Moore
Bulletin de janvier 2022

Les parents prêtent souvent de l’argent à leurs enfants dans le but de leur permettre d’acheter un bien personnel ou un bien de consommation d’importance. Un exemple courant est celui d’un prêt facilitant à un enfant l’achat d’une première maison.

En général, ces prêts – accordés à des enfants adultes — ne soulèvent pas de problèmes fiscaux particuliers. (Un prêt consenti à un enfant de moins de 18 ans enclenche généralement l’application des « règles d’attribution », dont nous avons parlé dans d’autres Bulletins de fiscalité.)

Si l’enfant vous paie des intérêts, vous devez les inclure dans votre revenu. L’enfant ne peut déduire les intérêts sur un emprunt personnel. Cependant, s’il utilise l’argent à des fins de placement — disons, pour acheter un immeuble locatif plutôt qu’une résidence personnelle — il peut déduire les intérêts qu’il vous verse.

Un prêt sans intérêt que votre enfant utilise à des fins personnelles ne pose aucun problème fiscal.
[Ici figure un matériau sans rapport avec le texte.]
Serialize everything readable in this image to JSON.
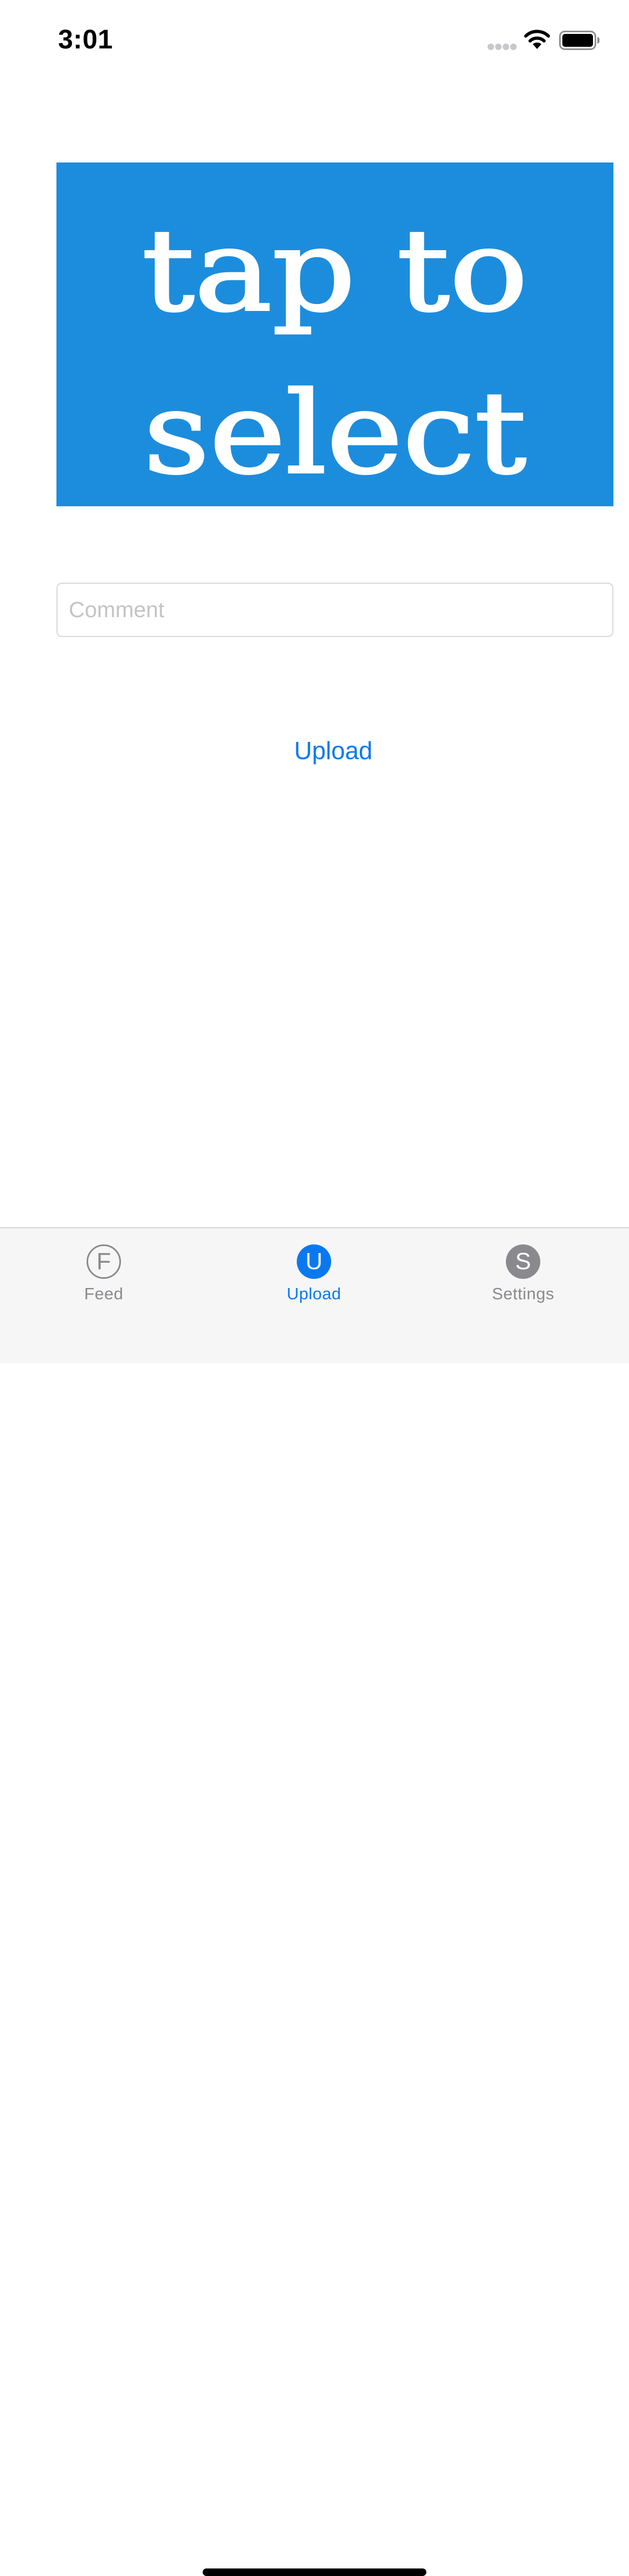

Cependant, si votre enfant utilise l’argent emprunté sans intérêt à des fins de placement, une règle d’attribution particulière de la LIR peut s’appliquer (paragraphe 56(4.1)).

Cette règle d’attribution peut s’appliquer s’« il est raisonnable de considérer qu’un des principaux motifs pour lesquels le prêt a été consenti […] consiste à réduire ou à éviter l’impôt », de telle sorte que le revenu de placement qui en résulte soit inclus dans le revenu de l’enfant plutôt que dans votre revenu. Cette règle pourra s’appliquer si vous vous situez dans une tranche d’imposition élevée et que votre enfant est dans une tranche d’imposition inférieure et que l’un des principaux motifs du prêt était de faire passer le revenu de placement entre les mains de votre enfant afin de réduire l’impôt global. Dans un tel cas, le revenu de placement peut vous être attribué et être inclus dans votre revenu. L’ARC n’applique pas souvent cette règle, mais il s’agit d’une règle importante dont il faut se rappeler parce qu’elle pourrait être appliquée.

La règle d’attribution ne s’applique pas aux gains en capital de votre enfant si celui‑ci vend le placement. Elle ne peut s’appliquer qu’à un revenu de bien, dont les intérêts, les dividendes et les loyers.

Une façon d’éviter la règle d’attribution est de demander des intérêts au taux prescrit en vertu de la LIR au moment du prêt. Ce taux est habituellement faible, puisqu’il est fondé sur les taux des bons du Trésor fédéraux à 90 jours. Ainsi, tout au long de 2021, le taux prescrit était de 1 %. Au moment de la rédaction du présent texte, le taux prescrit pour le premier trimestre de 2022 n’était pas encore annoncé.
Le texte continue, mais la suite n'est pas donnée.